Midwives of Estonia and Afganistan save lives together

In the beginning of October Tallinn Health Care College and Mondo started their another web-based in-service training in Afghanistan. Today they've reached to the second phase of the training during which the lecturers will talk about the use of personal protective equipment (PPE) by midwives in the context of the current COVID-19 pandemic and safe care for pregnant women with suspected/confirmed COVID-19. 

There are 30 already working or still learning midwives, who take part in the training. Projects lasts for seven months in total.

The availability of midwifery services in Afghanistan is extremely uneven across regions, with only cities and hospitals in the center. In this light, the training of midwives in rural areas is crucial. The aim of the training is to increase the competencies of Afghan midwives as community health promoters, to help the local population better cope with and prevent health crises. The participants in the training are in turn divided into two, some of whom will give health education lectures to schoolgirls, the other half will offer health consultations to the local population on the advisory line to be set up. 

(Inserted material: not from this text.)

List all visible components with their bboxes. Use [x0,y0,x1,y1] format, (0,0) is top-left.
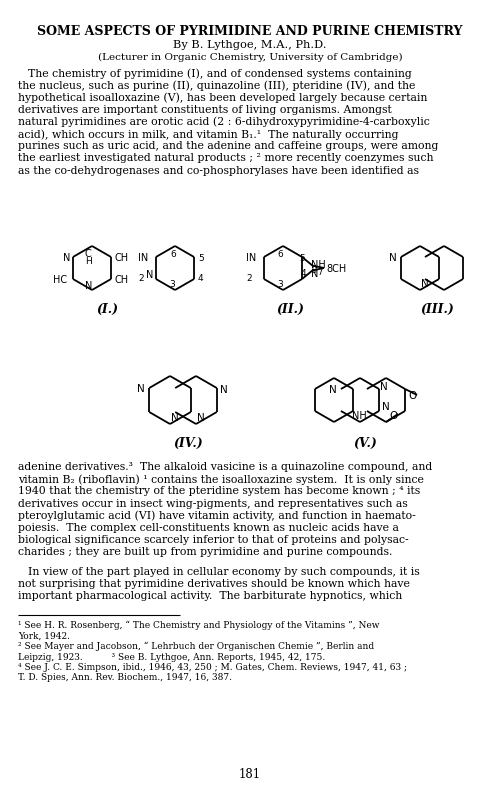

Due to Silja Mets-Oja, the head of the health education center of Tallinn Health Care College, the planning of every training is a great honor and also an exciting challenge. "Over the past four years, we have learned the importance of noticing and understanding the concerns of Afghan midwives about the health of women in their community. From this perspective, during the training, we try to find the best solutions with the participants, how they can support the health of women in the community and what they have to do. I believe that most midwives, who have been trained in previous years, have gained more knowledge and confidence in advising women with health issues."